Picrochole, ainsi désespéré, s’enfuit vers l’Île-Bouchard, et au chemin de Rivière son cheval broncha par terre, à quoi tant fut indigné que de son épée le tua en sa chole[2]. Puis ne trouvant personne qui le remontât, voulut prendre un âne du moulin qui là auprès était ; mais les meuniers le meurtrirent tout de coups, et le détroussèrent de ses habillements, et lui baillèrent pour soi couvrir une méchante séquenie[3]. Ainsi s’en alla le pauvre colérique ; puis passant l’eau au Port-Huault, et racontant ses males fortunes[4], fut avisé par une vieille lourpidon[5] que son royaume lui serait rendu à la venue des coquecigrues ; depuis ne sait-on qu’il est devenu. Toutefois l’on m’a dit qu’il est de présent pauvre gagne-denier à Lyon, colère comme devant, et toujours se guémente[6] à tous étrangers de la venue des coquecigrues, espérant certainement, selon la prophétie de la vieille, être à leur venue réintégré en son royaume.

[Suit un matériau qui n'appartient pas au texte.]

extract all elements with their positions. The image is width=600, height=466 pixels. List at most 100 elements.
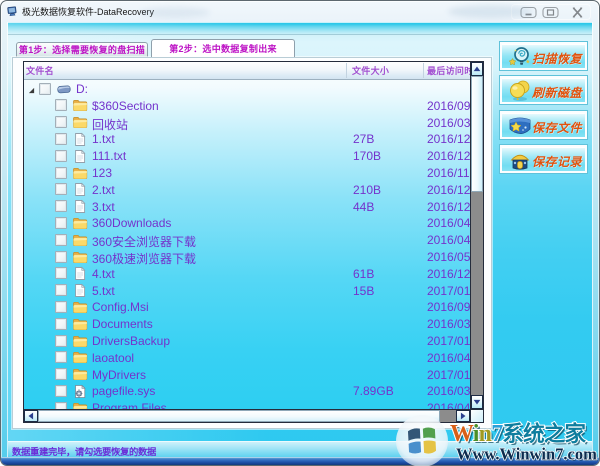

Après leur retraite, Gargantua premièrement recensa les gens, et trouva que peu d’iceux étaient péris en la bataille, savoir est quelques gens de pied de la bande du capitaine Tolmère, et Ponocrates, qui avait un coup d’arquebuse en son pourpoint. Puis les fit rafraichir chacun par sa bande, et commanda ès trésoriers que ce repas leur fût défrayé et payé, et que l’on ne fit outrage quelconque en la ville, vu qu’elle était sienne, et après leur repas, ils comparussent en la place devant le château, et là seraient payés pour six mois. Ce que fut fait : puis fit convenir[7] devant soi en ladite place tous ceux qui là restaient de la part[8] de Picrochole, esquels, présents tous ses princes et capitaines, parla comme s’ensuit.


  1. Mauvaises.
  2. Colère.
  3. Souquenille.
  4. Infortunes.
  5. Ribaude.
  6. S’enquiert.
  7. Assembler.
  8. Du parti.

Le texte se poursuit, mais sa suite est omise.